The revelations of the January 6 investigations continue to anger the GOP. Last week, Republican Iowa Sen. Chuck Grassley, chairman of the Senate Judiciary Committee, shared a document showing the cell phone data (but not the content) of nine Republicans in Congress around the time of the riot. Senator Grassley says the analysis violated lawmakers’ privacy rights.
The phone data was collected in 2023 as part of the FBI’s “Arctic Frost” investigation, which informed the criminal case against Mr. Trump over his role on January 6, which was handled by Mr. Smith — a former special counsel who now faces possible indictment himself. (Mr. Smith also handled the case regarding Mr. Trump’s possession of classified documents after leaving office.) The Justice Department is investigating Mr. Smith for possible violations of a law prohibiting federal employees from engaging in political activities.

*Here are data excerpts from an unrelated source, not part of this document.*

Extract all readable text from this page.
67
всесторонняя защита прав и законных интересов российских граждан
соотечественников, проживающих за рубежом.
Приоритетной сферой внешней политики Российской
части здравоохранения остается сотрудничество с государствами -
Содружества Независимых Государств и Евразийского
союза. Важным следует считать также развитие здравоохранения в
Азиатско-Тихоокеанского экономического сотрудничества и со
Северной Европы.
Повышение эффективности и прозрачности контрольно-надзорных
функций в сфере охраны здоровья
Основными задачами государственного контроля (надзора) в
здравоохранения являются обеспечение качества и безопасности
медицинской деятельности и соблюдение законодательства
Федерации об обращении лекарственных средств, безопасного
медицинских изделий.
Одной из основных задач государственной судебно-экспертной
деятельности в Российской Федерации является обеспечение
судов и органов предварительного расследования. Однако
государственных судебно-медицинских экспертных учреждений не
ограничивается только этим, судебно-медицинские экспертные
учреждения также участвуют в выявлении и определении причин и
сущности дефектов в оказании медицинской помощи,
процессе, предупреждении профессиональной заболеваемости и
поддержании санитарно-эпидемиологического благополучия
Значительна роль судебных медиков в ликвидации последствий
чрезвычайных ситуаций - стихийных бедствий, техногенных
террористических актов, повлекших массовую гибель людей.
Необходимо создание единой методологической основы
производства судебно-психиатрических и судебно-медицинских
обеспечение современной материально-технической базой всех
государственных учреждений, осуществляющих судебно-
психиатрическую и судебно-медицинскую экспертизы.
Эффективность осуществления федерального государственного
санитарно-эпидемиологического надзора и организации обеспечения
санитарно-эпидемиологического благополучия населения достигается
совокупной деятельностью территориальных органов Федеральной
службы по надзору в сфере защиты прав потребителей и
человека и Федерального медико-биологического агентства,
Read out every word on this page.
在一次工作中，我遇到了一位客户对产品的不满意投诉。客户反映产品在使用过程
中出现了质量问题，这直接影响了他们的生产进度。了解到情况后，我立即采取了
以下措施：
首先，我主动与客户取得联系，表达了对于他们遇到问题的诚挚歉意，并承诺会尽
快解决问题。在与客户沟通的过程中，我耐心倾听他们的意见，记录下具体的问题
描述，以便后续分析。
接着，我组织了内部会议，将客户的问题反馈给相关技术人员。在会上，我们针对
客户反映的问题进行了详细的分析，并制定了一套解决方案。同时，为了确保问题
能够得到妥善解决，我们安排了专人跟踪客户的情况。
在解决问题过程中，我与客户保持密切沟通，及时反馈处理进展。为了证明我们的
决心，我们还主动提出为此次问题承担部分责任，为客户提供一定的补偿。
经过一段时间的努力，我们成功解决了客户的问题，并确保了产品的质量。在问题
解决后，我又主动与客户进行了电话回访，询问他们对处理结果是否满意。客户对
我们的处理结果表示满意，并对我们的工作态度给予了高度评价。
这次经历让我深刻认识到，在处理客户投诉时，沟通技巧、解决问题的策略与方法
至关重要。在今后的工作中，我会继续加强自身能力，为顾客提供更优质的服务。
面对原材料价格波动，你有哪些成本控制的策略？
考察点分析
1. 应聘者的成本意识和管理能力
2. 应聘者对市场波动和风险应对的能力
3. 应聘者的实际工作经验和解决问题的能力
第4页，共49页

In a recent interview at a forum in London, Smith denied allegations of politicization in the two cases.
“The idea that politics should play a role in big cases like this is completely ridiculous and completely inconsistent with my experience as a prosecutor,” Mr. Smith said in a discussion with the website. Mr. Wisemana former FBI lawyer whom Mr. Trump also invited to stand trial. Mr. Weissman was a lead investigator in special counsel Robert Mueller’s investigation into Russian interference in the 2016 US election and allegations of collusion between Trump and Russia. The Mueller report, which Weissman helped write, found no evidence of collusion.
Historian Barbara Perry notes that after the Watergate-era “Saturday Night Massacre”—the resignation of top government officials after Nixon fired special prosecutor Archibald Cox—Congress passed legislation intended to insulate the Justice Department from politics: the Foreign Intelligence Surveillance Act, the Ethics in Government Act, and the Inspector General Act.
Professor Perry, co-director of the Presidential Oral History Program at the University of Virginia’s Miller Center, quotes Mr. Cox’s own words: “The attorney general is likely to be a political ally of the president, but not a servant,” Mr. Cox said in 1973. “What distinguishes the two is the moral obligation to apply the law in a fair, just and disinterested manner.”
Today, Ms. Perry says, “All of that has gone away. The standards are no longer good enough.”